Best of the Best Communication design – Event Design

EVENT DESIGN: Communication as experience. A perfectly balanced approach to cross-media communication and an extraordinary design are the keys to any ideal event design. Be it a party, exhibition, installation or trade fair, events always convey a message. The implementation has to be engaging, unconventional, expressive or imaginative, and it has to be oriented towards the needs of different target groups.

 

The Audi Ring – Brand pavilion IAA 2011

Trade fair pavilion
Client:
 AUDI AG, Germany
Design: Ostertag-Henning, Michael / Keller, Mike /
SCHMIDHUBER – KMS Team/KMS BLACK, Germany

At the heart of the 100-meter long, 70-meter wide, and 12-meter high trade show pavilion is an integrated driving track on two levels. Everything is geared towards involving the visitor: On a 400-meter-long test track, visitors are given the opportunity to experience current and future vehicles in a live ride-along. Movement and progression are discernible from every point of the building. The architecture is characterized by flowing forms, curved lines, and surprising transitions, incorporating façade contours, entrances, and passages into an overall concept.

 

 

Nord Stream: The Arrival

Corporate Event
Auftraggeber: Nord Stream AG, Schweiz
Design: Lipken, Harald / Triad Berlin Projektgesellschaft,
Deutschland

How do you celebrate in the middle of nowhere an enormous technical, logistical, and political effort – the completion of the longest European offshore gas pipeline through the Baltic Sea?
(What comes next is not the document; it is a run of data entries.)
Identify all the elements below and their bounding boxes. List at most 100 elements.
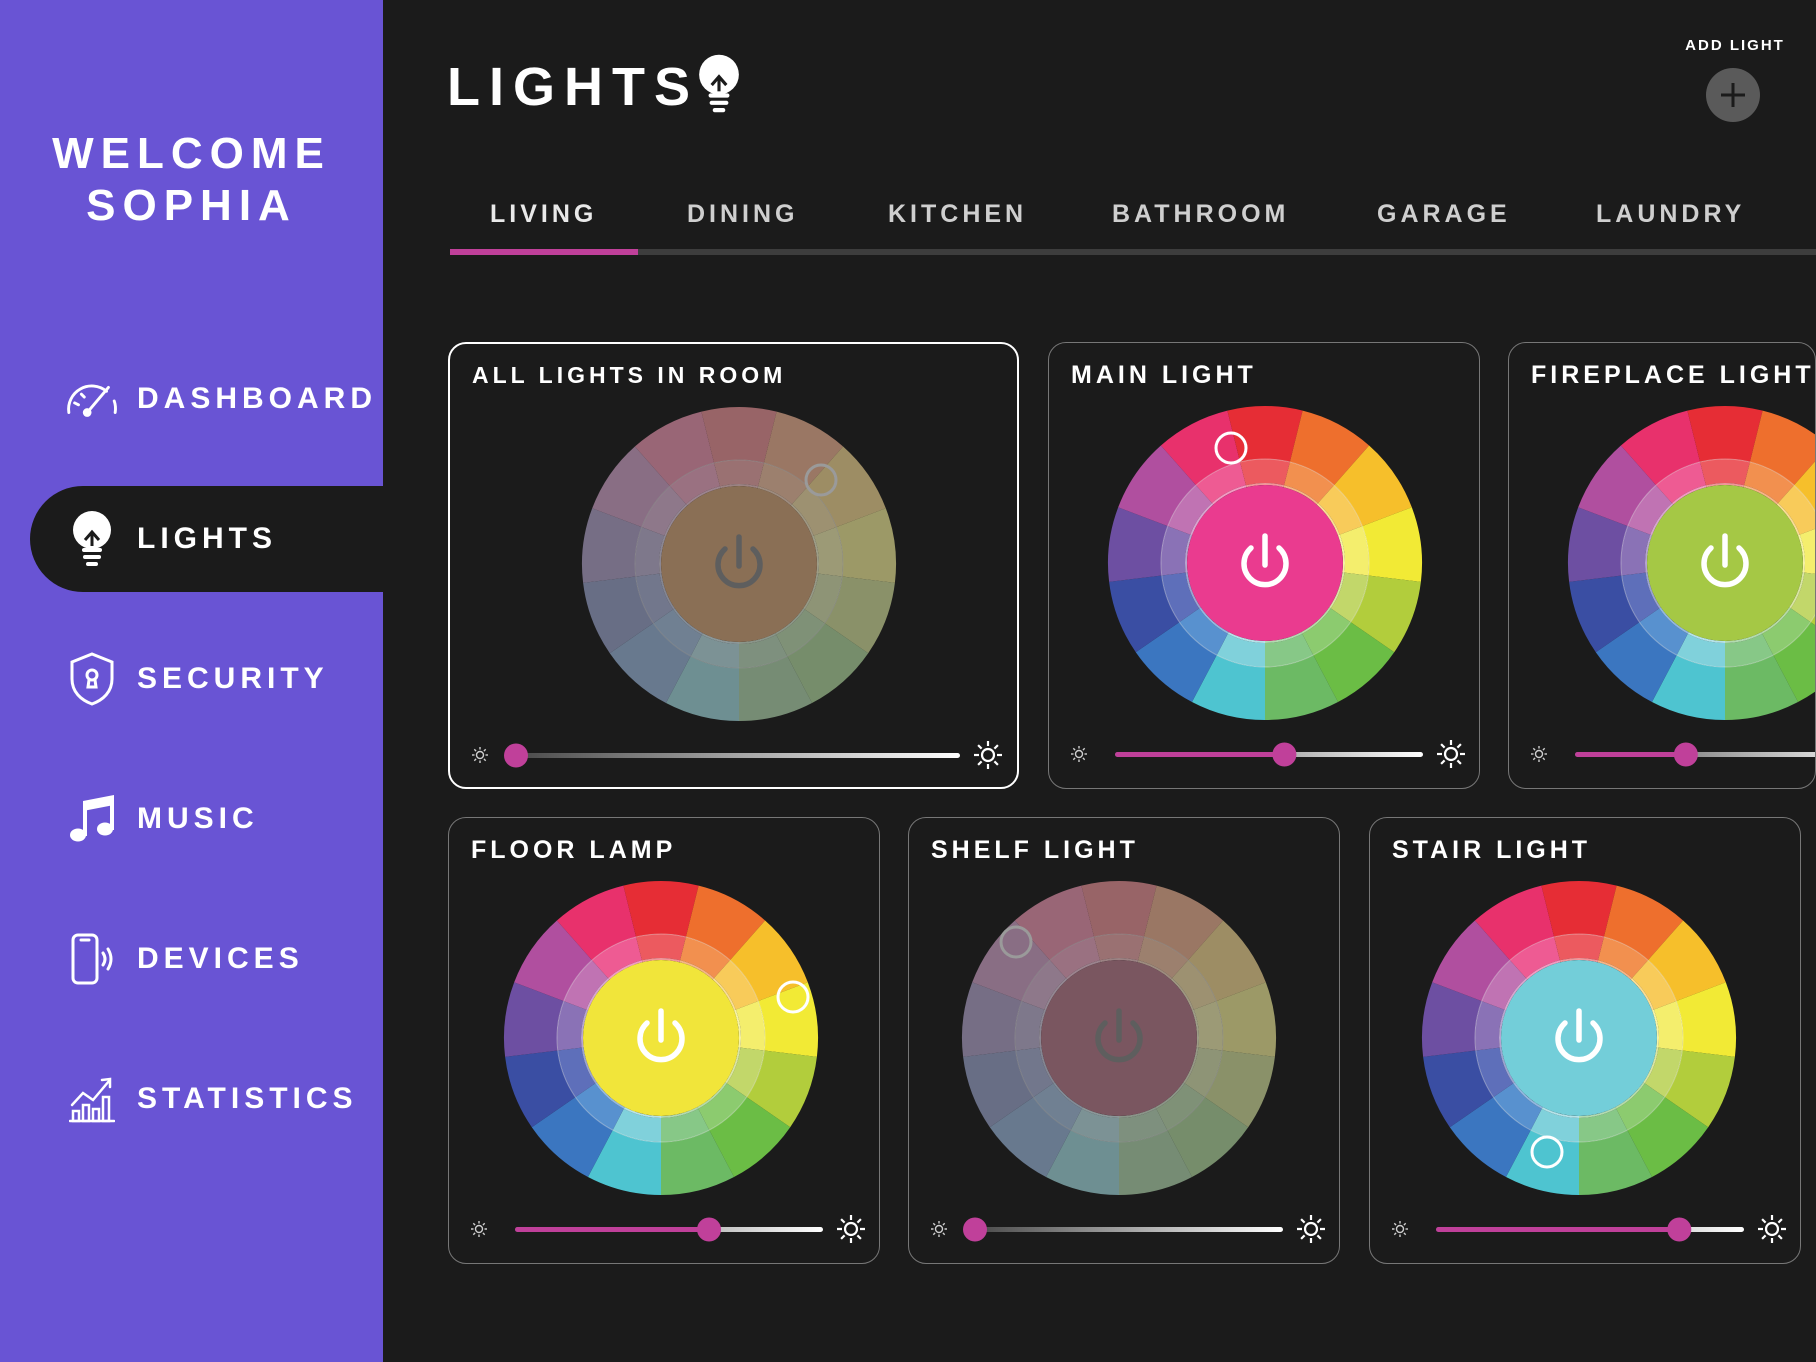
tab-garage[interactable]: GARAGE bbox=[1377, 200, 1511, 229]
light-card-title: FLOOR LAMP bbox=[471, 836, 677, 864]
room-tabs: LIVING DINING KITCHEN BATHROOM GARAGE LA… bbox=[450, 200, 1816, 256]
color-wheel-container bbox=[1107, 405, 1423, 721]
sidebar-item-music[interactable]: MUSIC bbox=[30, 766, 383, 872]
sidebar: WELCOME SOPHIA DASHBOARD LIGHTS SECURITY… bbox=[0, 0, 383, 1362]
welcome-line: WELCOME bbox=[52, 129, 331, 178]
color-wheel-segment[interactable] bbox=[701, 407, 777, 463]
brightness-control bbox=[929, 1209, 1325, 1249]
color-wheel-segment[interactable] bbox=[1081, 881, 1157, 937]
sidebar-item-label: STATISTICS bbox=[137, 1082, 358, 1115]
brightness-control bbox=[1069, 734, 1465, 774]
tab-laundry[interactable]: LAUNDRY bbox=[1596, 200, 1745, 229]
add-light-button[interactable] bbox=[1706, 68, 1760, 122]
slider-thumb[interactable] bbox=[1272, 742, 1297, 767]
tab-dining[interactable]: DINING bbox=[687, 200, 799, 229]
sidebar-item-dashboard[interactable]: DASHBOARD bbox=[30, 346, 383, 452]
bar-chart-icon bbox=[64, 1071, 120, 1127]
color-wheel[interactable] bbox=[961, 880, 1277, 1196]
light-card-title: ALL LIGHTS IN ROOM bbox=[472, 362, 787, 388]
color-wheel-segment[interactable] bbox=[1094, 933, 1144, 961]
color-wheel-segment[interactable] bbox=[1700, 458, 1750, 486]
add-light-label: ADD LIGHT bbox=[1685, 37, 1785, 54]
brightness-control bbox=[470, 735, 1002, 775]
phone-vibrate-icon bbox=[64, 931, 120, 987]
brightness-low-icon bbox=[1071, 746, 1087, 762]
brightness-control bbox=[1390, 1209, 1786, 1249]
color-wheel-container bbox=[961, 880, 1277, 1196]
brightness-low-icon bbox=[471, 1221, 487, 1237]
page-title: LIGHTS bbox=[447, 57, 699, 117]
light-card[interactable]: STAIR LIGHT bbox=[1369, 817, 1801, 1264]
color-wheel-container bbox=[1567, 405, 1816, 721]
light-card[interactable]: FLOOR LAMP bbox=[448, 817, 880, 1264]
sidebar-item-statistics[interactable]: STATISTICS bbox=[30, 1046, 383, 1152]
brightness-slider[interactable] bbox=[469, 1209, 865, 1249]
welcome-greeting: WELCOME SOPHIA bbox=[0, 128, 383, 232]
sidebar-item-label: DASHBOARD bbox=[137, 382, 377, 415]
color-wheel-segment[interactable] bbox=[1240, 458, 1290, 486]
light-card[interactable]: SHELF LIGHT bbox=[908, 817, 1340, 1264]
brightness-low-icon bbox=[1392, 1221, 1408, 1237]
color-wheel[interactable] bbox=[581, 406, 897, 722]
color-wheel[interactable] bbox=[1567, 405, 1816, 721]
light-card[interactable]: FIREPLACE LIGHT bbox=[1508, 342, 1816, 789]
slider-thumb[interactable] bbox=[963, 1217, 987, 1242]
slider-track[interactable] bbox=[975, 1227, 1283, 1232]
lightbulb-icon bbox=[696, 52, 746, 118]
speedometer-icon bbox=[64, 371, 120, 427]
slider-thumb[interactable] bbox=[504, 743, 528, 768]
color-wheel-container bbox=[1421, 880, 1737, 1196]
color-wheel[interactable] bbox=[503, 880, 819, 1196]
brightness-control bbox=[1529, 734, 1816, 774]
sidebar-item-devices[interactable]: DEVICES bbox=[30, 906, 383, 1012]
slider-thumb[interactable] bbox=[1667, 1217, 1692, 1242]
brightness-low-icon bbox=[1531, 746, 1547, 762]
color-wheel[interactable] bbox=[1421, 880, 1737, 1196]
brightness-slider[interactable] bbox=[1529, 734, 1816, 774]
light-card[interactable]: ALL LIGHTS IN ROOM bbox=[448, 342, 1019, 789]
slider-fill bbox=[1436, 1227, 1680, 1232]
sidebar-item-label: MUSIC bbox=[137, 802, 259, 835]
slider-fill bbox=[1115, 752, 1285, 757]
tab-track bbox=[450, 249, 1816, 255]
tab-kitchen[interactable]: KITCHEN bbox=[888, 200, 1027, 229]
color-wheel-container bbox=[503, 880, 819, 1196]
shield-lock-icon bbox=[64, 651, 120, 707]
color-wheel-segment[interactable] bbox=[623, 881, 699, 937]
sidebar-item-security[interactable]: SECURITY bbox=[30, 626, 383, 732]
tab-living[interactable]: LIVING bbox=[490, 200, 597, 229]
slider-thumb[interactable] bbox=[697, 1217, 722, 1242]
light-card-title: MAIN LIGHT bbox=[1071, 361, 1257, 389]
brightness-high-icon bbox=[1758, 1215, 1786, 1243]
slider-fill bbox=[515, 1227, 710, 1232]
color-wheel-segment[interactable] bbox=[1687, 406, 1763, 462]
color-wheel-segment[interactable] bbox=[1554, 933, 1604, 961]
light-card-title: FIREPLACE LIGHT bbox=[1531, 361, 1815, 389]
tab-active-indicator bbox=[450, 249, 638, 255]
brightness-low-icon bbox=[472, 747, 488, 763]
color-wheel[interactable] bbox=[1107, 405, 1423, 721]
brightness-slider[interactable] bbox=[929, 1209, 1325, 1249]
slider-track[interactable] bbox=[516, 753, 960, 758]
tab-bathroom[interactable]: BATHROOM bbox=[1112, 200, 1289, 229]
light-card-title: STAIR LIGHT bbox=[1392, 836, 1592, 864]
music-note-icon bbox=[64, 791, 120, 847]
sidebar-item-label: DEVICES bbox=[137, 942, 304, 975]
slider-thumb[interactable] bbox=[1673, 742, 1698, 767]
color-wheel-segment[interactable] bbox=[714, 459, 764, 487]
brightness-slider[interactable] bbox=[1390, 1209, 1786, 1249]
light-card-title: SHELF LIGHT bbox=[931, 836, 1139, 864]
brightness-high-icon bbox=[974, 741, 1002, 769]
slider-fill bbox=[1575, 752, 1686, 757]
brightness-slider[interactable] bbox=[1069, 734, 1465, 774]
sidebar-item-lights[interactable]: LIGHTS bbox=[30, 486, 383, 592]
color-wheel-segment[interactable] bbox=[1541, 881, 1617, 937]
color-wheel-segment[interactable] bbox=[636, 933, 686, 961]
lightbulb-icon bbox=[64, 511, 120, 567]
brightness-slider[interactable] bbox=[470, 735, 1002, 775]
brightness-low-icon bbox=[931, 1221, 947, 1237]
sidebar-item-label: SECURITY bbox=[137, 662, 329, 695]
user-name: SOPHIA bbox=[86, 181, 297, 230]
light-card[interactable]: MAIN LIGHT bbox=[1048, 342, 1480, 789]
brightness-high-icon bbox=[1297, 1215, 1325, 1243]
To make the invisible product natural gas visible, a key visual in the form of a CH4 molecule was developed, which was used as a leitmotif for the overall staging. In particular, the communicative core idea was reflected in the architecture, creating an impressive camp scenery of five geodetic dome tents that occupied a total of 6,500 sqm. The “walkable” molecule caught the eyes of people even from far away. An emotional 360° projection turned the creation of the pipeline into an unforgettable three-dimensional experience for the high-ranking guests.

 

 

Fisher & Paykel: The Social Kitchen

Event design
Client: Fisher & Paykel, New Zealand
Design: Mrsic, Katarina / Alt Group, New Zealand

Featuring kitchen displays within a modified shipping container, a custom table seating 50 people under a ‘blow up’ cube, and a series of classic New Zealand dishes reinvented, the Social Kitchen was designed to showcase the best in New Zealand appliance engineering and design and demonstrate the evolving role of kitchen as social hub. Visitors were treated to a range of eight bite-sized works of art, starting with dunking an Earl Grey biscuit into gingernut tea. A series of studio images presented the ingredients at different stages of assembly. The project included uniforms, pole-based platters, menus on t-shirts, a newspaper and a video documenting the design process.

 

 

EBALL

Game-Event
Client: Daimler AG, Germany
Design: Schweinzer, Daniel / Liske, Lukas /
BBDO Proximity Berlin GmbH, Germany

The unique test drive event at the Frankfurt Motor Show proved: the car is not only environmentally friendly, but also loaded with fun. smart EBALL turns electric cars into controllers. It’s played like the classic video game PONG. The difference: the game is played by driving the car quickly back and forth. The cars represent the “racket” of the videogame from 1972. The players view the game on a large screen right out of the cockpit of the car.

 

 

Donation Army

Promotion
Auftraggeber: OroVerde – Die Tropenwaldstiftung
Design: Chursyn, Sergej / Ogilvy Deutschland

OroVerde Germany is a very small organization with a very great goal: With only ten employees, they develop and raise funds for projects to stop the destruction of the tropical forests. The idea of this promotion was not to recruit expensive human donation collectors, but an entirely new breed of “activist”, who would happily work the streets around the clock for free and who was a very natural and convincing advocate for OroVerde’s message: Trees. A whole army of 600 trees in pedestrian areas, shopping streets and parks throughout Germany was equipped with cardboard signs, turning them into tireless donation collectors.